Şêxmeqsûd Mahallesi, Halep’in kuzeybatısında ve en yüksek yerinde bulunan stratejik bir konuma sahip. Kürt nüfusunun yoğunlukta yaşadığı Şêxmeqsûd, baş eğmeyen bir mahalle. Qamişlo serhildanı sürecinde (2004) ilk tepkiler, bu mahallede ortaya çıktı. Suriye’de ayaklanmanın Deraa’da başlaması ardından Şêxmeqsûd da dikkat kesildi. Şam yönetimi, 10 Mart 2012’de mahalle halkının düzenlediği bir gösteriye milis güçlerini saldı ve Gulê Selmo adındaki yurtsever katledildi. Gulê Selmo’nun şehadetinden sonra mahalle halkı büyük bir direnişe geçti ve Şam hükümeti tümden mahalleden çekilmek zorunda kaldı. Şêxmeqsûd, öz savunma temelinde kendini örgütledi. Halk Meclisi, 26 Temmuz 2012’de kuruldu. Şam yönetiminin milislerinin saldırıları devam etti, 6 Eylül’deki ağır silahlı saldırıda 21 kişi katledildi. 


REJİM MİLİSLERİ VE ÇETELER

Mahalleye sadece rejim milisleri değil, çeteler de saldırdı. 26 Ekim 2012’deki saldırılarda 8 kişi katledildi. 29 Mart 2013’te ise bir taraftan çeteler, diğer taraftan Şam hükümetine bağlı milisler mahalleye saldırdı. Xalid Heyani çetesi, 26 Nisan 2013’te saldırdı. YPG ve YPJ savaşçıları, karşılık vererek saldırıları kırdı. Bunun üzerine 7 Eylül 2013’te Xalid Heyanî, Xurebai El Şam ve El Tewhid Tugayı çeteleri birleşerek saldırı düzenledi.
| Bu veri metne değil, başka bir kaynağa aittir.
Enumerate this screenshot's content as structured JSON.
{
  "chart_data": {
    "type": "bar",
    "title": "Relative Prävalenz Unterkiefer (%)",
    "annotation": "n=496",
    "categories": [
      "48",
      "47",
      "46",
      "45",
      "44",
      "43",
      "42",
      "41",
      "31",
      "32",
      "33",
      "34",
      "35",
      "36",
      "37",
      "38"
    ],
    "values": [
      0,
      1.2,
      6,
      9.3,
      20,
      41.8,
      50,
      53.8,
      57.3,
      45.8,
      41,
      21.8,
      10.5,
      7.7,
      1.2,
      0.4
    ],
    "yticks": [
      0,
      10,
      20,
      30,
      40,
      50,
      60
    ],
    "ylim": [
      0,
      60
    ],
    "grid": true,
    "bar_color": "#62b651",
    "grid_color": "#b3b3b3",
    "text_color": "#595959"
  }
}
YPG ve YPJ savaşçıları 60’tan fazlasını öldürerek geri çekilmek zorunda bıraktı. 

MAHALLE TAMAMEN ÖZGÜRLEŞTİRİLDİ

Mahalleye saldırılar 2015’te yeniden arttı. Rejim güçleri, Şêxmeqsûd ve Eşrefiyê arasındaki bölgeyi bombaladı. Bu saldırılardan üç ay sonra, Türk devletinin koordine ettiği çeteler, 28 Mayıs 2015’te ortaklaştı ve Cebhet El Nusra öncülüğünde Şêxmeqsûd’a saldırmaya başladı. Bu saldırılar da boşa çıkarılınca, 22 Eylül 2015’te mahalle kuşatmaya alındı. Mahalleye ağır silahlarla yüzlerce defa saldırdılar. Bu saldırılarda da 6 sivil katledildi, onlarca sivil yaralandı. Cebhet El Nusra, Türk devletinin teşvikiyle 27 Kasım 2015’te yeni bir saldırı başlattı. 27 çete grubunun birleştiği 16 Şubat 2016’daki saldırı, genişletildi ve 26 Kasım 2016’ya kadar devam etti. YPG ve YPJ savaşçıları, 27 Kasım’da saldırı pozisyonuna geçip özgürleştirme hamlesine başladı; Aralık 2016’da tamamladı.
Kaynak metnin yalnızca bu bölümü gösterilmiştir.